I am new to this forum and have a question about the Focusrite Solo. I want to measure my speakers with the Behringer EMC 8000 and REW.Now, I have tried to calibrate the soundcard and mic, but I have some very strange results. My guess is that I am doing something wrong.. Normally you take the output and insert the signal into the input of the soundcard to take a measurement and correct for some variations between the soundcard and REW. I think.

This is the one.









Edit: pictures don't work..




My first question is how do I connect the Solo for this setup? It just has one XLR input, and some instrument input that is switchable to line. And there is a direct monitoring input/headphone output.

I can't see what I am doing wrong.. Hope you ca help me with this!

Update: things are progressively going down the hill.. I tried to use the analog output of the Solo and and use the line-in on the front, so far so good it seemed. I think it made a cal file. And started measuring. But when I try a 1 khz sine wave and open the RTA it measures nothing? It pretends to measure when I make a measurement and plot the SPL and Phase, but when trying the above, nothing happens. It is driving me nuts!

Just tried to install a previous version and start all over again, with the same results. I'm running out of ideas, fast 

Update 2:

I tried something different this time, and got something happening.. I used direct monitoring out and line in channel two, and of course mic input on XLR. That resulted in RTA picking up on the sine generator! Great. But when I do a measuring of the speakers it just doesn't feel right, way to straight frequency curve. 

I know something just isn't right yet. I will get some screenshot and put them here for you to see. Maybe it helps.


----------



## JohnM (Apr 11, 2006)

You can make dummy posts on the post padding thread to get up the 5 you need to post or attach images.

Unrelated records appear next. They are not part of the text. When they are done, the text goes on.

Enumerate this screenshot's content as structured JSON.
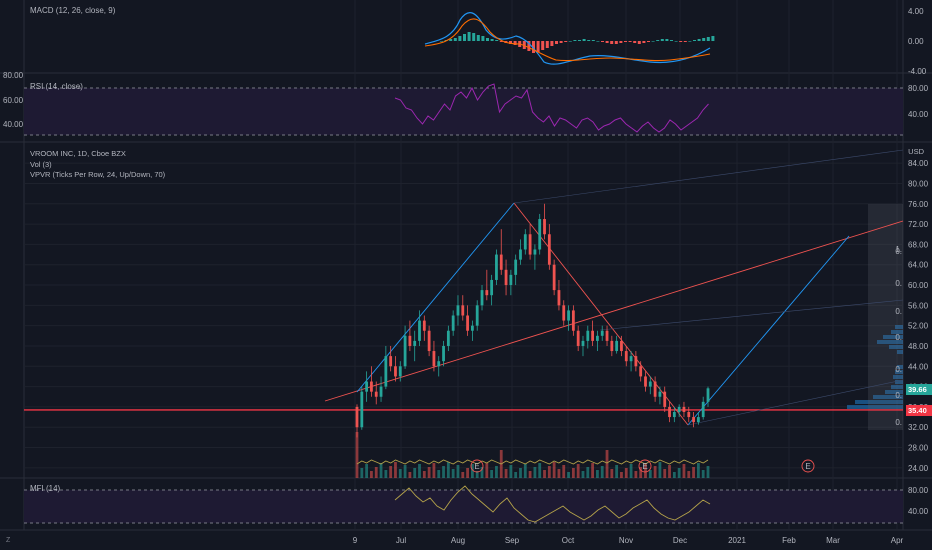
{
  "panes": {
    "macd": {
      "title": "MACD (12, 26, close, 9)",
      "ticks": [
        "4.00",
        "0.00",
        "-4.00"
      ]
    },
    "rsi": {
      "title": "RSI (14, close)",
      "ticks": [
        "80.00",
        "40.00"
      ],
      "left_ticks": [
        "80.00",
        "60.00",
        "40.00"
      ]
    },
    "main": {
      "legend": [
        "VROOM INC, 1D, Cboe BZX",
        "Vol (3)",
        "VPVR (Ticks Per Row, 24, Up/Down, 70)"
      ],
      "currency": "USD",
      "ticks": [
        "84.00",
        "80.00",
        "76.00",
        "72.00",
        "68.00",
        "64.00",
        "60.00",
        "56.00",
        "52.00",
        "48.00",
        "44.00",
        "40.00",
        "36.00",
        "32.00",
        "28.00",
        "24.00"
      ],
      "last_price": "39.66",
      "hline_price": "35.40",
      "event_marker": "E",
      "vpvr_labels": [
        "0.",
        "0.",
        "0.",
        "0.",
        "0.",
        "0.",
        "0.",
        "1."
      ]
    },
    "mfi": {
      "title": "MFI (14)",
      "ticks": [
        "80.00",
        "40.00"
      ]
    }
  },
  "x_axis": [
    "9",
    "Jul",
    "Aug",
    "Sep",
    "Oct",
    "Nov",
    "Dec",
    "2021",
    "Feb",
    "Mar",
    "Apr"
  ],
  "corner_button": "Z",
  "colors": {
    "background": "#131722",
    "up": "#26a69a",
    "down": "#ef5350",
    "hline": "#f23645",
    "trend_blue": "#2196f3",
    "rsi": "#9c27b0",
    "mfi": "#b5a34a"
  },
  "chart_data": {
    "type": "candlestick",
    "ticker": "VROOM INC",
    "interval": "1D",
    "exchange": "Cboe BZX",
    "ylim": [
      22,
      86
    ],
    "ohlc": [
      [
        22,
        36,
        36.5,
        30,
        32
      ],
      [
        23,
        32,
        40,
        31.5,
        39
      ],
      [
        24,
        39,
        43,
        37,
        41
      ],
      [
        25,
        41,
        44,
        38,
        39
      ],
      [
        26,
        39,
        41,
        36.5,
        38
      ],
      [
        27,
        38,
        42,
        37,
        40
      ],
      [
        28,
        40,
        48,
        39.5,
        46
      ],
      [
        29,
        46,
        48,
        43,
        44
      ],
      [
        30,
        44,
        46,
        41,
        42
      ],
      [
        31,
        42,
        45,
        41,
        44
      ],
      [
        32,
        44,
        52,
        43.5,
        50
      ],
      [
        33,
        50,
        53,
        47,
        48
      ],
      [
        34,
        48,
        51,
        45,
        49
      ],
      [
        35,
        49,
        55,
        48,
        53
      ],
      [
        36,
        53,
        54,
        49,
        51
      ],
      [
        37,
        51,
        52,
        46,
        47
      ],
      [
        38,
        47,
        49,
        43,
        44
      ],
      [
        39,
        44,
        46,
        42,
        45
      ],
      [
        40,
        45,
        49,
        44,
        48
      ],
      [
        41,
        48,
        52,
        47,
        51
      ],
      [
        42,
        51,
        55,
        50,
        54
      ],
      [
        43,
        54,
        58,
        52,
        56
      ],
      [
        44,
        56,
        58,
        53,
        54
      ],
      [
        45,
        54,
        56,
        50,
        51
      ],
      [
        46,
        51,
        53,
        49,
        52
      ],
      [
        47,
        52,
        57,
        51,
        56
      ],
      [
        48,
        56,
        60,
        55,
        59
      ],
      [
        49,
        59,
        63,
        57,
        58
      ],
      [
        50,
        58,
        62,
        56,
        61
      ],
      [
        51,
        61,
        67,
        60,
        66
      ],
      [
        52,
        66,
        71,
        62,
        63
      ],
      [
        53,
        63,
        65,
        58,
        60
      ],
      [
        54,
        60,
        63,
        58,
        62
      ],
      [
        55,
        62,
        66,
        60,
        65
      ],
      [
        56,
        65,
        69,
        64,
        67
      ],
      [
        57,
        67,
        71,
        66,
        70
      ],
      [
        58,
        70,
        72,
        65,
        66
      ],
      [
        59,
        66,
        68,
        63,
        67
      ],
      [
        60,
        67,
        74,
        66,
        73
      ],
      [
        61,
        73,
        76,
        69,
        70
      ],
      [
        62,
        70,
        72,
        63,
        64
      ],
      [
        63,
        64,
        65,
        58,
        59
      ],
      [
        64,
        59,
        61,
        55,
        56
      ],
      [
        65,
        56,
        57,
        52,
        53
      ],
      [
        66,
        53,
        56,
        51,
        55
      ],
      [
        67,
        55,
        56,
        50,
        51
      ],
      [
        68,
        51,
        52,
        47,
        48
      ],
      [
        69,
        48,
        50,
        46,
        49
      ],
      [
        70,
        49,
        52,
        47.5,
        51
      ],
      [
        71,
        51,
        53,
        48,
        49
      ],
      [
        72,
        49,
        51,
        47,
        50
      ],
      [
        73,
        50,
        52,
        49,
        51
      ],
      [
        74,
        51,
        52,
        48,
        49
      ],
      [
        75,
        49,
        50,
        46,
        47
      ],
      [
        76,
        47,
        50,
        46.5,
        49
      ],
      [
        77,
        49,
        50,
        46,
        47
      ],
      [
        78,
        47,
        48,
        44,
        45
      ],
      [
        79,
        45,
        47,
        43,
        46
      ],
      [
        80,
        46,
        47,
        43,
        44
      ],
      [
        81,
        44,
        45,
        41,
        42
      ],
      [
        82,
        42,
        43,
        39,
        40
      ],
      [
        83,
        40,
        42,
        38.5,
        41
      ],
      [
        84,
        41,
        42,
        37,
        38
      ],
      [
        85,
        38,
        40,
        36.5,
        39
      ],
      [
        86,
        39,
        40,
        35,
        36
      ],
      [
        87,
        36,
        37,
        33,
        34
      ],
      [
        88,
        34,
        36,
        33,
        35
      ],
      [
        89,
        35,
        36.5,
        34,
        36
      ],
      [
        90,
        36,
        37,
        34,
        35
      ],
      [
        91,
        35,
        36,
        33,
        34
      ],
      [
        92,
        34,
        35,
        32,
        33
      ],
      [
        93,
        33,
        35,
        32.5,
        34
      ],
      [
        94,
        34,
        38,
        33.5,
        37
      ],
      [
        95,
        37,
        40,
        36,
        39.66
      ]
    ],
    "horizontal_line": 35.4,
    "last_close": 39.66
  }
}
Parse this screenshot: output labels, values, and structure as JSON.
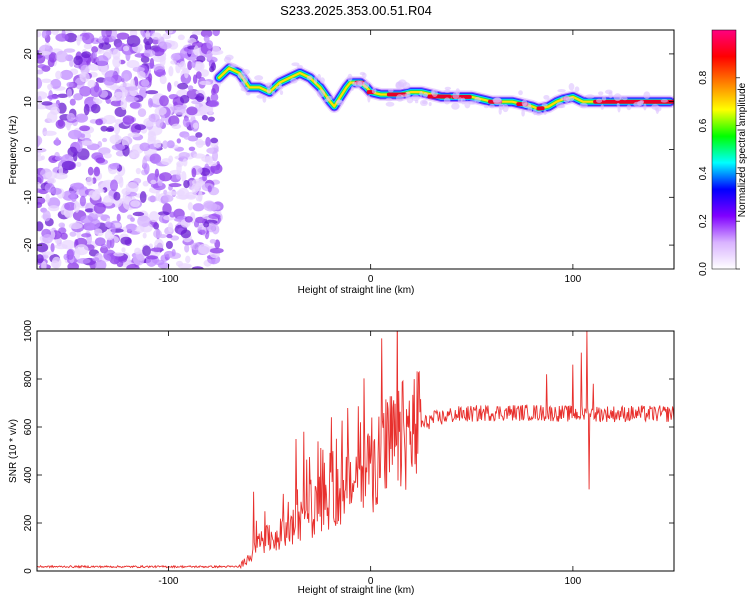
{
  "title": "S233.2025.353.00.51.R04",
  "chart_data": [
    {
      "type": "heatmap",
      "name": "spectrogram",
      "xlabel": "Height of straight line (km)",
      "ylabel": "Frequency (Hz)",
      "xlim": [
        -165,
        150
      ],
      "ylim": [
        -25,
        25
      ],
      "xticks": [
        -100,
        0,
        100
      ],
      "xtick_labels": [
        "-100",
        "0",
        "100"
      ],
      "yticks": [
        20,
        10,
        0,
        -10,
        -20
      ],
      "ytick_labels": [
        "20",
        "10",
        "0",
        "-10",
        "-20"
      ],
      "noise_region_x": [
        -165,
        -75
      ],
      "ridge": {
        "x": [
          -75,
          -70,
          -65,
          -60,
          -55,
          -50,
          -45,
          -40,
          -35,
          -30,
          -25,
          -20,
          -18,
          -15,
          -12,
          -10,
          -8,
          -5,
          -2,
          0,
          5,
          10,
          15,
          20,
          25,
          30,
          35,
          40,
          45,
          50,
          55,
          60,
          65,
          70,
          75,
          80,
          83,
          88,
          92,
          95,
          100,
          105,
          110,
          120,
          130,
          140,
          148
        ],
        "freq": [
          15,
          17,
          16,
          13,
          13,
          12,
          14,
          15,
          16,
          15,
          13,
          10,
          9,
          11,
          13,
          14,
          14,
          14,
          13,
          12,
          11.5,
          11.5,
          11.5,
          12,
          12,
          11.5,
          11,
          11,
          11,
          11,
          10.5,
          10,
          10,
          10,
          9.5,
          9,
          8.5,
          9,
          10,
          10.5,
          11,
          10,
          10,
          10,
          10,
          10,
          10
        ]
      },
      "colorbar": {
        "label": "Normalized spectral amplitude",
        "ticks": [
          0.0,
          0.2,
          0.4,
          0.6,
          0.8
        ],
        "tick_labels": [
          "0.0",
          "0.2",
          "0.4",
          "0.6",
          "0.8"
        ],
        "colors": [
          "#ffffff",
          "#d9b3ff",
          "#8000ff",
          "#0000ff",
          "#00ffff",
          "#00ff00",
          "#ffff00",
          "#ff8000",
          "#ff0000",
          "#ff0080"
        ]
      }
    },
    {
      "type": "line",
      "name": "snr",
      "xlabel": "Height of straight line (km)",
      "ylabel": "SNR (10 * v/v)",
      "xlim": [
        -165,
        150
      ],
      "ylim": [
        0,
        1000
      ],
      "xticks": [
        -100,
        0,
        100
      ],
      "xtick_labels": [
        "-100",
        "0",
        "100"
      ],
      "yticks": [
        0,
        200,
        400,
        600,
        800,
        1000
      ],
      "ytick_labels": [
        "0",
        "200",
        "400",
        "600",
        "800",
        "1000"
      ],
      "color": "#e8302d",
      "trend": {
        "x": [
          -165,
          -65,
          -62,
          -55,
          -45,
          -35,
          -25,
          -15,
          -5,
          0,
          10,
          20,
          30,
          40,
          60,
          80,
          100,
          120,
          150
        ],
        "y": [
          18,
          18,
          40,
          120,
          150,
          200,
          280,
          330,
          400,
          430,
          520,
          580,
          630,
          650,
          660,
          660,
          655,
          655,
          655
        ]
      },
      "spikes": {
        "x": [
          -58,
          -37,
          -33,
          -31,
          -26,
          -5,
          87,
          100,
          104,
          107,
          108,
          110
        ],
        "y": [
          330,
          550,
          580,
          240,
          540,
          620,
          820,
          860,
          910,
          1000,
          340,
          780
        ]
      }
    }
  ]
}
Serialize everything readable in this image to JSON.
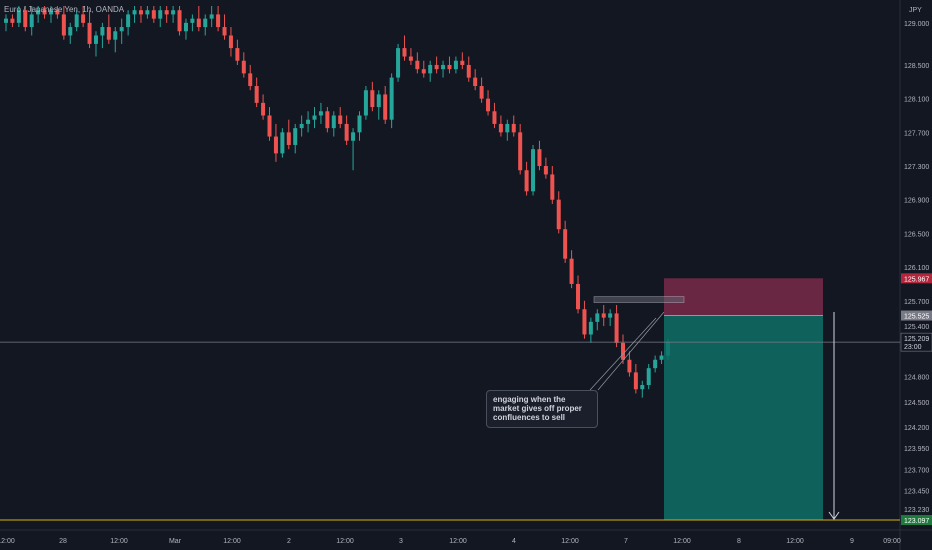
{
  "chart_data": {
    "type": "candlestick",
    "title": "Euro / Japanese Yen, 1h, OANDA",
    "currency": "JPY",
    "y_ticks": [
      "129.000",
      "128.500",
      "128.100",
      "127.700",
      "127.300",
      "126.900",
      "126.500",
      "126.100",
      "125.700",
      "125.400",
      "124.800",
      "124.500",
      "124.200",
      "123.950",
      "123.700",
      "123.450",
      "123.230"
    ],
    "ylim": [
      123.05,
      129.2
    ],
    "x_ticks": [
      "12:00",
      "28",
      "12:00",
      "Mar",
      "12:00",
      "2",
      "12:00",
      "3",
      "12:00",
      "4",
      "12:00",
      "7",
      "12:00",
      "8",
      "12:00",
      "9",
      "09:00"
    ],
    "price_labels": {
      "stop": "125.967",
      "entry": "125.525",
      "current": "125.209",
      "current_time": "23:00",
      "target": "123.097"
    },
    "candles": [
      [
        129.0,
        129.1,
        128.9,
        129.05
      ],
      [
        129.05,
        129.1,
        128.95,
        129.0
      ],
      [
        129.0,
        129.2,
        128.95,
        129.15
      ],
      [
        129.15,
        129.2,
        128.9,
        128.95
      ],
      [
        128.95,
        129.2,
        128.85,
        129.1
      ],
      [
        129.1,
        129.2,
        129.0,
        129.15
      ],
      [
        129.15,
        129.2,
        129.05,
        129.1
      ],
      [
        129.1,
        129.2,
        129.0,
        129.15
      ],
      [
        129.15,
        129.2,
        129.05,
        129.1
      ],
      [
        129.1,
        129.2,
        128.8,
        128.85
      ],
      [
        128.85,
        129.0,
        128.75,
        128.95
      ],
      [
        128.95,
        129.15,
        128.9,
        129.1
      ],
      [
        129.1,
        129.2,
        128.95,
        129.0
      ],
      [
        129.0,
        129.15,
        128.7,
        128.75
      ],
      [
        128.75,
        128.9,
        128.6,
        128.85
      ],
      [
        128.85,
        129.0,
        128.7,
        128.95
      ],
      [
        128.95,
        129.1,
        128.75,
        128.8
      ],
      [
        128.8,
        128.95,
        128.65,
        128.9
      ],
      [
        128.9,
        129.05,
        128.75,
        128.95
      ],
      [
        128.95,
        129.15,
        128.85,
        129.1
      ],
      [
        129.1,
        129.2,
        129.0,
        129.15
      ],
      [
        129.15,
        129.2,
        129.0,
        129.1
      ],
      [
        129.1,
        129.2,
        129.05,
        129.15
      ],
      [
        129.15,
        129.2,
        129.0,
        129.05
      ],
      [
        129.05,
        129.2,
        128.95,
        129.15
      ],
      [
        129.15,
        129.2,
        129.0,
        129.1
      ],
      [
        129.1,
        129.2,
        129.0,
        129.15
      ],
      [
        129.15,
        129.2,
        128.85,
        128.9
      ],
      [
        128.9,
        129.05,
        128.8,
        129.0
      ],
      [
        129.0,
        129.1,
        128.9,
        129.05
      ],
      [
        129.05,
        129.2,
        128.9,
        128.95
      ],
      [
        128.95,
        129.1,
        128.85,
        129.05
      ],
      [
        129.05,
        129.2,
        128.95,
        129.1
      ],
      [
        129.1,
        129.2,
        128.9,
        128.95
      ],
      [
        128.95,
        129.1,
        128.8,
        128.85
      ],
      [
        128.85,
        128.95,
        128.6,
        128.7
      ],
      [
        128.7,
        128.8,
        128.5,
        128.55
      ],
      [
        128.55,
        128.65,
        128.35,
        128.4
      ],
      [
        128.4,
        128.5,
        128.2,
        128.25
      ],
      [
        128.25,
        128.35,
        128.0,
        128.05
      ],
      [
        128.05,
        128.15,
        127.85,
        127.9
      ],
      [
        127.9,
        128.0,
        127.6,
        127.65
      ],
      [
        127.65,
        127.8,
        127.35,
        127.45
      ],
      [
        127.45,
        127.75,
        127.4,
        127.7
      ],
      [
        127.7,
        127.85,
        127.5,
        127.55
      ],
      [
        127.55,
        127.8,
        127.45,
        127.75
      ],
      [
        127.75,
        127.9,
        127.65,
        127.8
      ],
      [
        127.8,
        127.95,
        127.7,
        127.85
      ],
      [
        127.85,
        128.0,
        127.75,
        127.9
      ],
      [
        127.9,
        128.05,
        127.8,
        127.95
      ],
      [
        127.95,
        128.0,
        127.7,
        127.75
      ],
      [
        127.75,
        127.95,
        127.65,
        127.9
      ],
      [
        127.9,
        128.0,
        127.75,
        127.8
      ],
      [
        127.8,
        127.9,
        127.55,
        127.6
      ],
      [
        127.6,
        127.75,
        127.25,
        127.7
      ],
      [
        127.7,
        127.95,
        127.6,
        127.9
      ],
      [
        127.9,
        128.25,
        127.85,
        128.2
      ],
      [
        128.2,
        128.3,
        127.95,
        128.0
      ],
      [
        128.0,
        128.2,
        127.85,
        128.15
      ],
      [
        128.15,
        128.25,
        127.8,
        127.85
      ],
      [
        127.85,
        128.4,
        127.75,
        128.35
      ],
      [
        128.35,
        128.75,
        128.3,
        128.7
      ],
      [
        128.7,
        128.85,
        128.55,
        128.6
      ],
      [
        128.6,
        128.7,
        128.5,
        128.55
      ],
      [
        128.55,
        128.65,
        128.4,
        128.45
      ],
      [
        128.45,
        128.55,
        128.35,
        128.4
      ],
      [
        128.4,
        128.55,
        128.3,
        128.5
      ],
      [
        128.5,
        128.6,
        128.4,
        128.45
      ],
      [
        128.45,
        128.55,
        128.35,
        128.5
      ],
      [
        128.5,
        128.6,
        128.4,
        128.45
      ],
      [
        128.45,
        128.6,
        128.4,
        128.55
      ],
      [
        128.55,
        128.65,
        128.45,
        128.5
      ],
      [
        128.5,
        128.6,
        128.3,
        128.35
      ],
      [
        128.35,
        128.45,
        128.2,
        128.25
      ],
      [
        128.25,
        128.35,
        128.05,
        128.1
      ],
      [
        128.1,
        128.2,
        127.9,
        127.95
      ],
      [
        127.95,
        128.05,
        127.75,
        127.8
      ],
      [
        127.8,
        127.9,
        127.65,
        127.7
      ],
      [
        127.7,
        127.85,
        127.6,
        127.8
      ],
      [
        127.8,
        127.9,
        127.65,
        127.7
      ],
      [
        127.7,
        127.8,
        127.2,
        127.25
      ],
      [
        127.25,
        127.35,
        126.95,
        127.0
      ],
      [
        127.0,
        127.55,
        126.95,
        127.5
      ],
      [
        127.5,
        127.6,
        127.25,
        127.3
      ],
      [
        127.3,
        127.4,
        127.15,
        127.2
      ],
      [
        127.2,
        127.3,
        126.85,
        126.9
      ],
      [
        126.9,
        127.0,
        126.5,
        126.55
      ],
      [
        126.55,
        126.65,
        126.15,
        126.2
      ],
      [
        126.2,
        126.3,
        125.85,
        125.9
      ],
      [
        125.9,
        126.0,
        125.55,
        125.6
      ],
      [
        125.6,
        125.7,
        125.25,
        125.3
      ],
      [
        125.3,
        125.5,
        125.2,
        125.45
      ],
      [
        125.45,
        125.6,
        125.35,
        125.55
      ],
      [
        125.55,
        125.65,
        125.4,
        125.5
      ],
      [
        125.5,
        125.6,
        125.4,
        125.55
      ],
      [
        125.55,
        125.65,
        125.15,
        125.2
      ],
      [
        125.2,
        125.3,
        124.95,
        125.0
      ],
      [
        125.0,
        125.1,
        124.8,
        124.85
      ],
      [
        124.85,
        124.95,
        124.6,
        124.65
      ],
      [
        124.65,
        124.75,
        124.55,
        124.7
      ],
      [
        124.7,
        124.95,
        124.65,
        124.9
      ],
      [
        124.9,
        125.05,
        124.85,
        125.0
      ],
      [
        125.0,
        125.1,
        124.95,
        125.05
      ],
      [
        125.05,
        125.25,
        125.0,
        125.21
      ]
    ],
    "colors": {
      "up": "#26a69a",
      "down": "#ef5350",
      "stop_zone": "#7a2a4a",
      "target_zone": "#0f6e66"
    }
  },
  "annotation": {
    "text": "engaging  when the market gives off proper confluences to sell"
  }
}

When measuring (loopback or normal measurements) make sure there is no monitoring active - one of the purposes of the loopback measurement is to check that. On that card you can do a loopback measurement by using the line input setting for channel 02. Make sure you tell REW which channel it should be listening to to make the measurement, and when you switch back to the mic for actual measurements remember to change the input REW listens to.

Also a good idea to calibrate the SPL meter reading before you make measurements with the mic - you don't have to have an SPL meter for that, you can just set the test signal to a comfortable level and tell REW that is 75 dB.


----------



## Quest (Sep 26, 2013)

Thanks, I will give that a try!

I will let it know if it works.


----------



## Wayne A. Pflughaupt (Apr 13, 2006)

In the meantime, here's the picture from your first post. :T









Regards, 
Wayne


----------



## Quest (Sep 26, 2013)

Finally it is all up and running! Thanks for the help!

In the end it was a channel select... Glad I can measure my speakers now. They seem okay to me. 

But I am a little worried about the phase right now, but I could be wrong of course.


----------